Cautions: Safe except for those with allergies to the asteraceae family.

Therapeutic Uses:

  • Useful for moving lymph fluid especially around the intestines. 
  • Useful for healing wounds of any kind including those in the digestive system such as leaky gut syndrome. 
  • Aids in depression when you just don’t feel like you can move forward. 
  • Excellent for use in any skincare preparation due to its vulnerary (wound healing) and antimicrobial nature.  
This product is not intended to diagnose, treat, cure, or prevent any disease. For educational purposes only.

Botanical name: Acorus calamus

Family: Araceae

Energetics: warm, dry, relaxant

Taste: bitter, pungent, aromatic

Parts used: rhyzome

Affinities: digestive and nervous systems

Actions: dispersive, diffusive, carminative, cholagogue, antispasmodic, emmenagogue, diaphoretic, expectorant, nervine

Preparations: tea/ decoction, tincture

Cautions: Typically a safe herb to use. 

Therapeutic Uses:

  • Aids in digestion and digestive issues including gas, stomach upset, digestive spasm, heartburn, and leaky gut.
  • As an expectorant, it helps break up and expel mucus from the lungs. 
  • Useful for uterine cramping.
  • Calamus is helpful when you are feeling cold and stuck emotionally including addictive behaviors. 
This product is not intended to diagnose, treat, cure, or prevent any disease.

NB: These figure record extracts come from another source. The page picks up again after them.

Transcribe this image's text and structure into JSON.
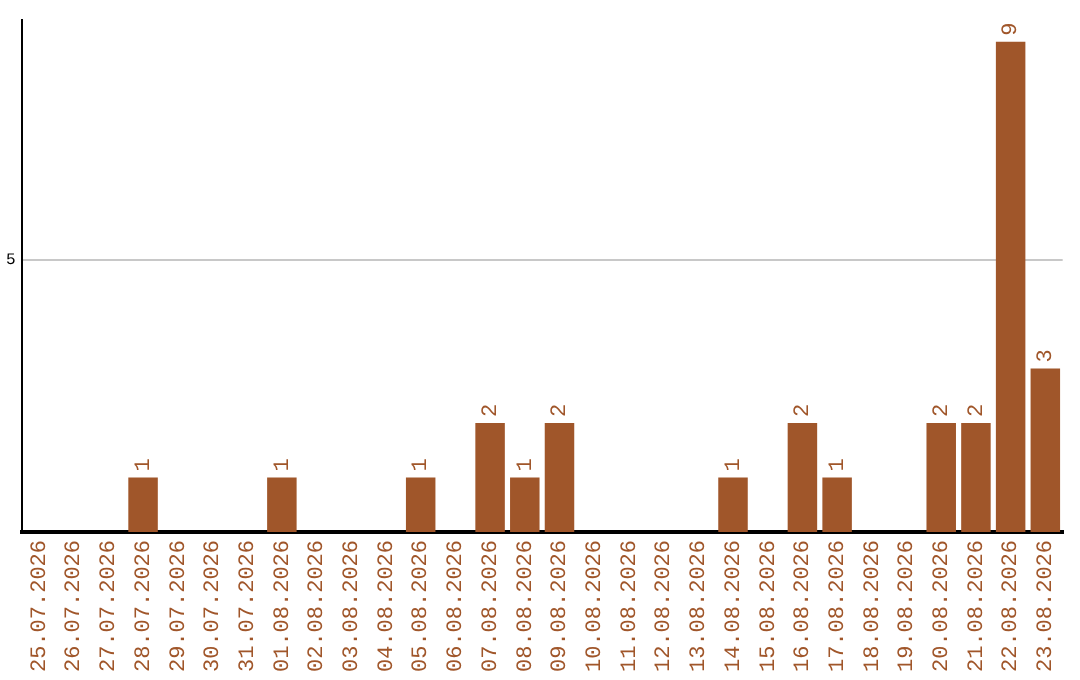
{
  "chart_data": {
    "type": "bar",
    "categories": [
      "25.07.2026",
      "26.07.2026",
      "27.07.2026",
      "28.07.2026",
      "29.07.2026",
      "30.07.2026",
      "31.07.2026",
      "01.08.2026",
      "02.08.2026",
      "03.08.2026",
      "04.08.2026",
      "05.08.2026",
      "06.08.2026",
      "07.08.2026",
      "08.08.2026",
      "09.08.2026",
      "10.08.2026",
      "11.08.2026",
      "12.08.2026",
      "13.08.2026",
      "14.08.2026",
      "15.08.2026",
      "16.08.2026",
      "17.08.2026",
      "18.08.2026",
      "19.08.2026",
      "20.08.2026",
      "21.08.2026",
      "22.08.2026",
      "23.08.2026"
    ],
    "values": [
      0,
      0,
      0,
      1,
      0,
      0,
      0,
      1,
      0,
      0,
      0,
      1,
      0,
      2,
      1,
      2,
      0,
      0,
      0,
      0,
      1,
      0,
      2,
      1,
      0,
      0,
      2,
      2,
      9,
      3
    ],
    "value_labels": [
      null,
      null,
      null,
      "1",
      null,
      null,
      null,
      "1",
      null,
      null,
      null,
      "1",
      null,
      "2",
      "1",
      "2",
      null,
      null,
      null,
      null,
      "1",
      null,
      "2",
      "1",
      null,
      null,
      "2",
      "2",
      "9",
      "3"
    ],
    "color": "#a0562a",
    "ylim": [
      0,
      9.4
    ],
    "yticks": [
      5
    ],
    "grid": "y",
    "legend": false
  }
}
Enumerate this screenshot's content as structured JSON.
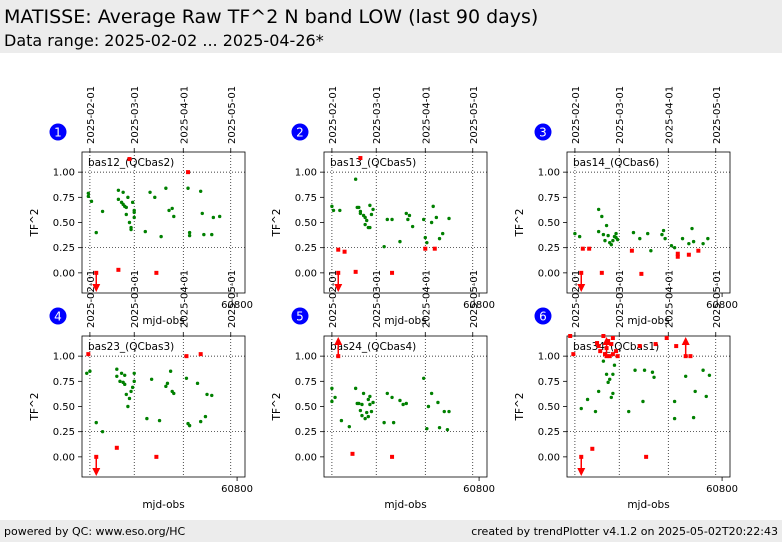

For educational purposes only.

Botanical Name – Nepeta cataria

Family: Lamiaceae

Energetics: cool, dry, relaxant

Taste: pungent, aromatic, acrid

Parts used: leaves

Affinities: digestive and nervous systems

Actions: Digestive, carminative, hepatic, nervine, diaphoretic, sedative, antispasmodic

Preparations: tincture, tea, bath, poultice

Cautions: Generally regarded as safe. Consult with a qualified herbalist before use during pregnancy. The sedative effects are more noticeable with children. Best not to use in high doses or for prolonged periods. 

Therapeutic Uses:

  • Helps in digestion as the aromatic constituents promote the production of gastric secretions.
  • This warming mint can help move gas out of the gut.
  • Catnip is a diaphoretic which aids the body in releasing the heat of fever.
  • This herb is very helpful when nervousness and anxiety are tied up with gut upset. It works in both directions, both helping with gut upset due to anxiety or high anxiety due to gut upset. These issues are often linked, and catnip is a powerful ally.
  • Catnip is a mild sedative and is helpful at bedtime when you are having trouble falling asleep.
This product is not intended to diagnose, treat, cure, or prevent any disease. For educational purposes only.

Botanical Name – Matricaria recutita

Family: Compositae (Asteraceae)

Energetics: warm, neutral, relaxant

Taste: bitter, aromatic, sweet

Parts used: flowers

Affinities: digestive, nervous, and reproductive systems

Actions: stomachic, carminative, nervine, sedative, antispasmodic, vulnerary

Preparations: tea, honey infusion, tincture

Cautions: Very safe for all ages. 

Therapeutic Uses:

  • Helpful for upset stomachs due to tension or nervousness. Chamomile stimulates digestive fluid secretions which helps with assimilation.
  • Relaxes smooth muscles of the digestive tract for better digestion.
  • Helps calm individuals with nervous exhaustion to get better sleep. 
  • Soothes tense, tight muscles. 
  • Topically, chamomile helps with inflammatory skin conditions and can help with eye irritation such as conjunctivitis.
  • Chamomile is excellent for both physical and emotional tension.
This product is not intended to diagnose, treat, cure, or prevent any disease. For educational purposes only.